1. The cause of demurrer of improper joinder of the defendants, by joining with the company the said Boden-doerfer and Baer, is not a matter of any interest to the company. It neither adds to nor detracts from the liabil*301ity of tlie company to join them personally in these unlawful acts of the company. It is for them to complain of improper joinder, and not the corporation. But it seems clear that these defendants have so managed the works for and on behalf of the company, and under its pretended powers and authority granted by said act of the legislature. The learned counsel of the appellant contends on this appeal that the acts complained of were warranted and justified by the charter of the company. One of the defendants was president of the company, and the other one his servant or employee.- It would be useless to enjoin the company, and leave these defendants personally to continue the mischief. It is apparent that the defendant Bodendoerfer has mingled his own property and works with those of the company, so as to call them his own or those of the company, at his pleasure. The complaint would seem to be careful and considerate in these respects.

2. Another cause of demurrer is that the action is barred by the statute of limitations. The -grievances have been continued nearly to the present time, and are still threatened. The plaintiff is damaged every time the lake is so lowered, and that has been occasional to within the last year. The mischief commenced many years ago, but it has continued, and will continue, without the remedy of injunction. The action is not liable to the bar of any statute.

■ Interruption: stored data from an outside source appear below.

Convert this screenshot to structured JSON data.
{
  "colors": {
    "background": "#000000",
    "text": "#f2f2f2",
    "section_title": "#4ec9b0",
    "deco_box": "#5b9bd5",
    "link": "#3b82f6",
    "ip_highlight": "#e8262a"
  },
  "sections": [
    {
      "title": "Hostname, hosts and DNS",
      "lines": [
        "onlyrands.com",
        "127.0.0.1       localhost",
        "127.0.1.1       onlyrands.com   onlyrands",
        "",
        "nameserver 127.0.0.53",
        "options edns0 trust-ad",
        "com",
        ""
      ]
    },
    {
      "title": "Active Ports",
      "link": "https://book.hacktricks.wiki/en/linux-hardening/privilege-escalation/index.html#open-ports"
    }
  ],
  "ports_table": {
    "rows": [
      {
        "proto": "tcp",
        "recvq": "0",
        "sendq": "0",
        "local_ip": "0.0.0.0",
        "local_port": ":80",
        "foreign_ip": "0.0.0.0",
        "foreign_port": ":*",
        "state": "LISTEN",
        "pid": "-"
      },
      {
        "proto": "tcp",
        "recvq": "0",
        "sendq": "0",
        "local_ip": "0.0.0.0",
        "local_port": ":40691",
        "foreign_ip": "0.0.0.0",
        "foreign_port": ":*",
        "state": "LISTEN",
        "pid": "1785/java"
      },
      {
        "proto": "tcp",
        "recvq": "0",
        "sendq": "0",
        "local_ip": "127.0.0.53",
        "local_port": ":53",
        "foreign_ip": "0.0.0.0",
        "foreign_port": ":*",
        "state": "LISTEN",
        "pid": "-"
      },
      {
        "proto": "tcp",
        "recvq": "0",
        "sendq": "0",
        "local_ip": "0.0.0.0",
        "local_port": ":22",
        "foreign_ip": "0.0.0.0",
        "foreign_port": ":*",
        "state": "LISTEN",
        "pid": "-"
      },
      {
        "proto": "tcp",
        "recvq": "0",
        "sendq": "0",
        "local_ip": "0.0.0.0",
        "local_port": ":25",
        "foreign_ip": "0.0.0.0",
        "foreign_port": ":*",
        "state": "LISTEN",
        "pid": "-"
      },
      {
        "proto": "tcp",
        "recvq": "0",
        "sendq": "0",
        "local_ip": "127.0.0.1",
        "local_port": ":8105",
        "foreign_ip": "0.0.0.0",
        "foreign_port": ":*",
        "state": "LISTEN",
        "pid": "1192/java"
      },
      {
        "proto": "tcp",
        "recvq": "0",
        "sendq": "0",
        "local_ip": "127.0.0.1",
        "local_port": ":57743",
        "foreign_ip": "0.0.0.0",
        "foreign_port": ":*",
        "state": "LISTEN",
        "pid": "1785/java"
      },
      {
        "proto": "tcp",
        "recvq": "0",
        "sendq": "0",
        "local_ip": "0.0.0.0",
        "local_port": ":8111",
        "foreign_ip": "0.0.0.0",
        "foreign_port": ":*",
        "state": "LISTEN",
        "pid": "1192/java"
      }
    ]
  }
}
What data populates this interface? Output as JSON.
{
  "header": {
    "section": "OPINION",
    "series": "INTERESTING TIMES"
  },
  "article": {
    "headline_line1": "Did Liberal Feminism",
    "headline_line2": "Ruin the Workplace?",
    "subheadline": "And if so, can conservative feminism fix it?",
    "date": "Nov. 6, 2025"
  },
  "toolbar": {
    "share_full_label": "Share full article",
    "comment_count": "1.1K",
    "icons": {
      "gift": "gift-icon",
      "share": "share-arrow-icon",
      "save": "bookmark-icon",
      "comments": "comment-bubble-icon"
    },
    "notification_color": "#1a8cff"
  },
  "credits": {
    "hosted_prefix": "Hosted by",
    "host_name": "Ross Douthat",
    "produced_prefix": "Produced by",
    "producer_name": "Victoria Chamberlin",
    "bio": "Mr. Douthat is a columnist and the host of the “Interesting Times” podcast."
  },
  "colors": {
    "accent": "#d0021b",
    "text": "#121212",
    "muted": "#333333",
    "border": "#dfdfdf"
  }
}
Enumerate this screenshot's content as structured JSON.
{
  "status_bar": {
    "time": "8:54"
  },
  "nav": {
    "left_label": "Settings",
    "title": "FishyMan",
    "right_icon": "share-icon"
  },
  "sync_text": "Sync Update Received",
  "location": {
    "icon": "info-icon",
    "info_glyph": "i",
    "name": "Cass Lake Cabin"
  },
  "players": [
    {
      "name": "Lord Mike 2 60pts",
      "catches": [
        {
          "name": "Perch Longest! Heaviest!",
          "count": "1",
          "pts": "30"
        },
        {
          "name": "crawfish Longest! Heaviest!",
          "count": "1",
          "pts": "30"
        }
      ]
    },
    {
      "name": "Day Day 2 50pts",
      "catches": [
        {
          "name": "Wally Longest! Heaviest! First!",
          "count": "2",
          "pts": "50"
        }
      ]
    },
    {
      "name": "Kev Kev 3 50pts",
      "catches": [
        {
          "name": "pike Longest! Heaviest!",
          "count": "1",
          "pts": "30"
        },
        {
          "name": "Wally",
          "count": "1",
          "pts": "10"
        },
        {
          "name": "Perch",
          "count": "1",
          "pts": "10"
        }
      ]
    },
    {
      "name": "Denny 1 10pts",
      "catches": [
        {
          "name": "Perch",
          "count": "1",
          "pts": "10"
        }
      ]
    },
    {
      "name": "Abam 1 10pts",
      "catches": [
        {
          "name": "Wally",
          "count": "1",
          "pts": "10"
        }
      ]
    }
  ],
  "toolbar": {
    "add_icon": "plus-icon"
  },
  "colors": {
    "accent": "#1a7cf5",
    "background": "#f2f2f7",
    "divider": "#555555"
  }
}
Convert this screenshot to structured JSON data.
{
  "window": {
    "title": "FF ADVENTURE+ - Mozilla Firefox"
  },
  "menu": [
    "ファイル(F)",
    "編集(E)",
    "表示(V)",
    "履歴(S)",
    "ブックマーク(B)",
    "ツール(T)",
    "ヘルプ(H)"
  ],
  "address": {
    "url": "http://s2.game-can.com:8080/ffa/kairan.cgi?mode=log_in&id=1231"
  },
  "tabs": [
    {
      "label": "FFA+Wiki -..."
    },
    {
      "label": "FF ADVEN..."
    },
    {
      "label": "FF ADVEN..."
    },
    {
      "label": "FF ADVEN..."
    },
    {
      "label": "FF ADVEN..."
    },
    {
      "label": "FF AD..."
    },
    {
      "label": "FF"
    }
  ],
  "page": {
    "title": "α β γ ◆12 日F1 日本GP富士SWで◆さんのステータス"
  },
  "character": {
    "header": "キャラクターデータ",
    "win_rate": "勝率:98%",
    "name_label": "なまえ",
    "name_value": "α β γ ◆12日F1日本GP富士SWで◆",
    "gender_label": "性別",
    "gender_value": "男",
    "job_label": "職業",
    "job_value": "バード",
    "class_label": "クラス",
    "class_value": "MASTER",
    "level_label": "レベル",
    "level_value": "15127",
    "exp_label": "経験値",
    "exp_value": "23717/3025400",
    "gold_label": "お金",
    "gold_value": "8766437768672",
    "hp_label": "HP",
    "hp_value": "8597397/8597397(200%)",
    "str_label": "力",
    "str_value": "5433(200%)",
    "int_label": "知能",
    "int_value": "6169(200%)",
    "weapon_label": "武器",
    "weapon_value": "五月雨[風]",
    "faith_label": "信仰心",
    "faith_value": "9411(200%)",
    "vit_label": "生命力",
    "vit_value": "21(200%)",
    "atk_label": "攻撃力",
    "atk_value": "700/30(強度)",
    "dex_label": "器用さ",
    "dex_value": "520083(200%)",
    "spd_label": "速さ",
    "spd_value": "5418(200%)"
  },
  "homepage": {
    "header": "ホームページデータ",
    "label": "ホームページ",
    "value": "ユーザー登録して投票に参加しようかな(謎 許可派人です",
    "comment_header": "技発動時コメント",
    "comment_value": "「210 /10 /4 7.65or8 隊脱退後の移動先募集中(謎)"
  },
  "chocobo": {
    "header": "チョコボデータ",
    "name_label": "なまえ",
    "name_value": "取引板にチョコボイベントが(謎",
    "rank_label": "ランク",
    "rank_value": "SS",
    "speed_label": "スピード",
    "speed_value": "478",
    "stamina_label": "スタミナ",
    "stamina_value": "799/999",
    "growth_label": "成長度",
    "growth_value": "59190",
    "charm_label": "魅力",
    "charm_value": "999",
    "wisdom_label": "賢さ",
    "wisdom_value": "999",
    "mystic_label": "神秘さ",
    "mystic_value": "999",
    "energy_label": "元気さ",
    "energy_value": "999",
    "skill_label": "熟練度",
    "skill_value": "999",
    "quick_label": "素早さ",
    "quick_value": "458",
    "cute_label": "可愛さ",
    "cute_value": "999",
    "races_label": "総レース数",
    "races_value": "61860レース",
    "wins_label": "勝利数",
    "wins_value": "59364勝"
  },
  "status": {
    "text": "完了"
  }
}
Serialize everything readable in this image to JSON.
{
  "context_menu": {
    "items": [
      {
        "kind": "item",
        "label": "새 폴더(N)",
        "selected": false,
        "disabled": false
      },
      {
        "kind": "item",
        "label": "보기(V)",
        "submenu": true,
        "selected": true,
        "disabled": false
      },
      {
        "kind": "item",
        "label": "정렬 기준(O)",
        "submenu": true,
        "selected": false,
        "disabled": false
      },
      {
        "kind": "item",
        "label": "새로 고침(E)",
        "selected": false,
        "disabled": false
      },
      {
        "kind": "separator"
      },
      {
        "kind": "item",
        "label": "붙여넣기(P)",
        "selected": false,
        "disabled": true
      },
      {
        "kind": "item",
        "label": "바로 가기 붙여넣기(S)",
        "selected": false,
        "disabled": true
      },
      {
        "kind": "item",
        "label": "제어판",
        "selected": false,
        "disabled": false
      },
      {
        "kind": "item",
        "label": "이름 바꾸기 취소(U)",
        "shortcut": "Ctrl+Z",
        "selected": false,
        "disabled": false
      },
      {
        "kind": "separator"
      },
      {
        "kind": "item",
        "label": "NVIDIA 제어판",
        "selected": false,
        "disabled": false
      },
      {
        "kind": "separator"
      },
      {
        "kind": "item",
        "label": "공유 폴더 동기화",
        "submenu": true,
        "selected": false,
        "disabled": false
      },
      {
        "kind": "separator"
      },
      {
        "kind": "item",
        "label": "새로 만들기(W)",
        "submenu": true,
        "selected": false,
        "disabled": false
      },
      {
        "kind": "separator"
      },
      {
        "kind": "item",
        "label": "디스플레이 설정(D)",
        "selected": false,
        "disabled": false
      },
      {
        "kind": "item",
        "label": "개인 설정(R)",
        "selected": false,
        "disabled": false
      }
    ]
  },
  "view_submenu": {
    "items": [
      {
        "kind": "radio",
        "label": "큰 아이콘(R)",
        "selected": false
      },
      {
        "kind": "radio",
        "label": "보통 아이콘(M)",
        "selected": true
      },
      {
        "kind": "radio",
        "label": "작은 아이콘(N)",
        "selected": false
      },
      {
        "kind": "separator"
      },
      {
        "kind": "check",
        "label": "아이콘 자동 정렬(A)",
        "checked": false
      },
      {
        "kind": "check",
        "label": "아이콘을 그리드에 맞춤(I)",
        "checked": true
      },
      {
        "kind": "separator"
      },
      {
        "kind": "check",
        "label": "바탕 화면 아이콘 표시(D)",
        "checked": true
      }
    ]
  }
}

3. It is contended that there has been so great delay in the equitable remedy that the plaintiff has lost his claim to any relief. It is not stated that the defendants have constructed valuable works and spent large sums of money under the encouragement and sanction of the delay, that ought to estop the plaintiff from now asking for an injunction and a mandatory injunction to destroy such works. The machinery by which all the mischief is done is very simple and inexpensive. The deepening of the channel of the outlet into Cedar creek, and placing said gate therein, *302and the raising of such gate, are the works complained of, and the defendants threaten to dig the channel still deeper, and to draw down the lake still lower. The works of the defendants are a continuing private nuisance to the plaintiff in their effect upon the waters of the lake opposite its hotel property. The plaintiff has long suffered it, and it would seem to be right and in good conscience to now ask for its abatement.

4. It is idle and frivolous to contend that the plaintiff has no such right or interest in the shore of the lake opposite said hotel property as to justify the interposition of the court, or claim damages 'for -so causing the lake to recede from its contiguity with it.

5. It is claimed that there is a misjoinder of the demand for judgment for past damages with the equitable relief. It is sufficient, in such a case, that the court has jurisdiction in equity to issue 'the injunction; for, having so obtained jurisdiction, a court of equity will retain it for all proper relief, whether at law or in equity. Stadler v. Grieben, 61 Wis. 500; Fraedrich v. Flieth, 64 Wis. 184; Brickner W. M. Co. v. Henry, 73 Wis. 229; Patten Paper Co. v. Kaukauna Water-Power Co. 70 Wis. 659. In Brickner W. M. Co. v. Henry, supra, it is held that a court of equity, having otherwise jurisdiction of the case, can award damages as well as a court of law. These cases are sufficient authority for such a case as is made by the complaint. It seems to be a very strong case for the interference of a court of equity.

6. It is contended that the charter gives the right to the defendants to do as they are charged with having done, even to the lowering of the lake. The only object or power stated in the act is to raise the lake above the low-water mark as a reservoir to hold water for hydraulic purposes. No power whatever is given or implied to lower the lake below low-water mark.

*303The damages claimed may not be recoverable against all of the defendants, but the court can adjust that matter agreeably with the facts, and render judgment against the party liable therefor. The complaint is good for equitable relief, and that is sufficient under a general demurrer. The demurrer was properly overruled.

By the Court.—The order of the circuit court is affirmed, and the cause remanded for further proceedings.